With many of his bronzes, Jackson created multiple versions over the years. He was especially drawn to the figure of Sacagawea, which he produced in a number of poses and sizes. Simpson Gallagher describes a personal favorite of hers, Sacajawea with Packhorse, as a “strong woman, focused in her gaze. She’s a force, and you can feel it.” Shippen recalls that at one point, Jackson envisioned a more than 300-foot-tall Sacagawea to be installed on Alcatraz Island in San Francisco Bay. Arnold Schwarzenegger, California governor at the time, loved the idea, but even with passion and drive, the artist couldn’t make it happen.

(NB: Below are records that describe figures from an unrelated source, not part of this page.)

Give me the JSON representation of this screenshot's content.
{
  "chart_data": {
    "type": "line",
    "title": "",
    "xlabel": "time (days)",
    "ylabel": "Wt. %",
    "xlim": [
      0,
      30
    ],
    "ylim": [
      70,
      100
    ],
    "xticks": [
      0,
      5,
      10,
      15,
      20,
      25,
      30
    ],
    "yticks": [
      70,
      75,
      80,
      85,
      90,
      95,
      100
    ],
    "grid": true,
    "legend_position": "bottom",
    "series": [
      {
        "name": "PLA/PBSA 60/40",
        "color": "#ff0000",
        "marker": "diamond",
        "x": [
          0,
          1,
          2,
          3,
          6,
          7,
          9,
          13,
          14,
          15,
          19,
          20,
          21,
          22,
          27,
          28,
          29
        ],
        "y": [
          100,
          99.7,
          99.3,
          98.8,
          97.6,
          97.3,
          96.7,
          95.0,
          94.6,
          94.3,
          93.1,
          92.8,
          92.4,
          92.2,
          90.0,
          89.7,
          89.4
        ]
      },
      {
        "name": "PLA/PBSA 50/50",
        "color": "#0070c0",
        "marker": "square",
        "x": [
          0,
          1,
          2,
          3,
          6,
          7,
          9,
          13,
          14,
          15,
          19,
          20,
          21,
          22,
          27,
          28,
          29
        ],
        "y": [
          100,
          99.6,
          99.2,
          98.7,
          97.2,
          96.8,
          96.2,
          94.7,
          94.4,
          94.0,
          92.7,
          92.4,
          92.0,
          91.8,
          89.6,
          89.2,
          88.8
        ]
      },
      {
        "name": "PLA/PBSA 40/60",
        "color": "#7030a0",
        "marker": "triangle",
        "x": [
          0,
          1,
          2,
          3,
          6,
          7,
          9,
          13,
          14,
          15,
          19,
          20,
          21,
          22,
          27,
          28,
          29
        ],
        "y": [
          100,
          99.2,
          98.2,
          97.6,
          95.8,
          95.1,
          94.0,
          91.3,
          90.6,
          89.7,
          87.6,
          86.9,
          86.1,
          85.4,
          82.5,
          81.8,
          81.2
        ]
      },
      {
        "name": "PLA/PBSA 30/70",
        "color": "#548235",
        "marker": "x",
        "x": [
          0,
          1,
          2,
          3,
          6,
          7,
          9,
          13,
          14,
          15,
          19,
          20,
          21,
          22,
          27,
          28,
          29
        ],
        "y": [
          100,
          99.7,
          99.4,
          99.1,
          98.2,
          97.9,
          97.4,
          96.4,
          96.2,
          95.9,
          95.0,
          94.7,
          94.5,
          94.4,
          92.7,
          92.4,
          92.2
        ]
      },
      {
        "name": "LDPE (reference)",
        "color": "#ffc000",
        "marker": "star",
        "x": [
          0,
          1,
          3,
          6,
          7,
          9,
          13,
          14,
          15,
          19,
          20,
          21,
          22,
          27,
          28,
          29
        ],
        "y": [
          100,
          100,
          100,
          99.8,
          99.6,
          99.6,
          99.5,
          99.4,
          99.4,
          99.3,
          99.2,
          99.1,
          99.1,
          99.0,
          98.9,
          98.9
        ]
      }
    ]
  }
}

The Flag Bearer | Painted Bronze | 29.12 x 36 x 10.25 inches | 1983 | ©Harry Jackson, Booth Western Art Museum Permanent Collection, Cartersville, GA

Jackson returned to a more expressionist approach in later paintings based on his combat experiences. Among these were several versions of a powerful image featuring an abstracted figure — green to represent all warriors — being shot from multiple angles. The soldier was a close friend of Jackson’s who was killed at the same moment that mortar hit the back of the artist’s head. Describing the work in the 2021 Wyoming PBS documentary “Harry Jackson’s Wyoming Story,” conservator Rebecca Weed notes that Jackson experienced the painting as cathartic. “It opened up a lot for him,” Weed says.

Jackson’s self-expression in multiple mediums extended beyond the fine art world. He did a stint as a radio announcer, voiced the narration for a documentary film about WWII, and sang and recorded cowboy songs he learned on the Pitchfork Ranch. In early 1960s New York, he hung out and sang informally with Bob Dylan and Joan Baez, and painted a portrait of Dylan. He also produced a bronze of John Wayne, whom he described as “a wonderful embodiment of the timeless strength of the rugged individualist, the one-man majority I believe in with my entire being.”

“It was a crazy life, rough and tumble but also very intellectual,” Adams says of the artist. “What’s interesting to me is the way Harry stepped into the mythic roles of manhood in that period: cowboy, soldier, Abstract Expressionist, businessman, and friends with an amazing range of people. It’s a life that illuminates a lot of both the ideals and tensions of the 20th century.”

Gussie Fauntleroy has written for national and regional magazines, newspapers, museums, and galleries, has served as a book and magazine editor, and is the author of four books on visual artists; gussiefauntleroy.com.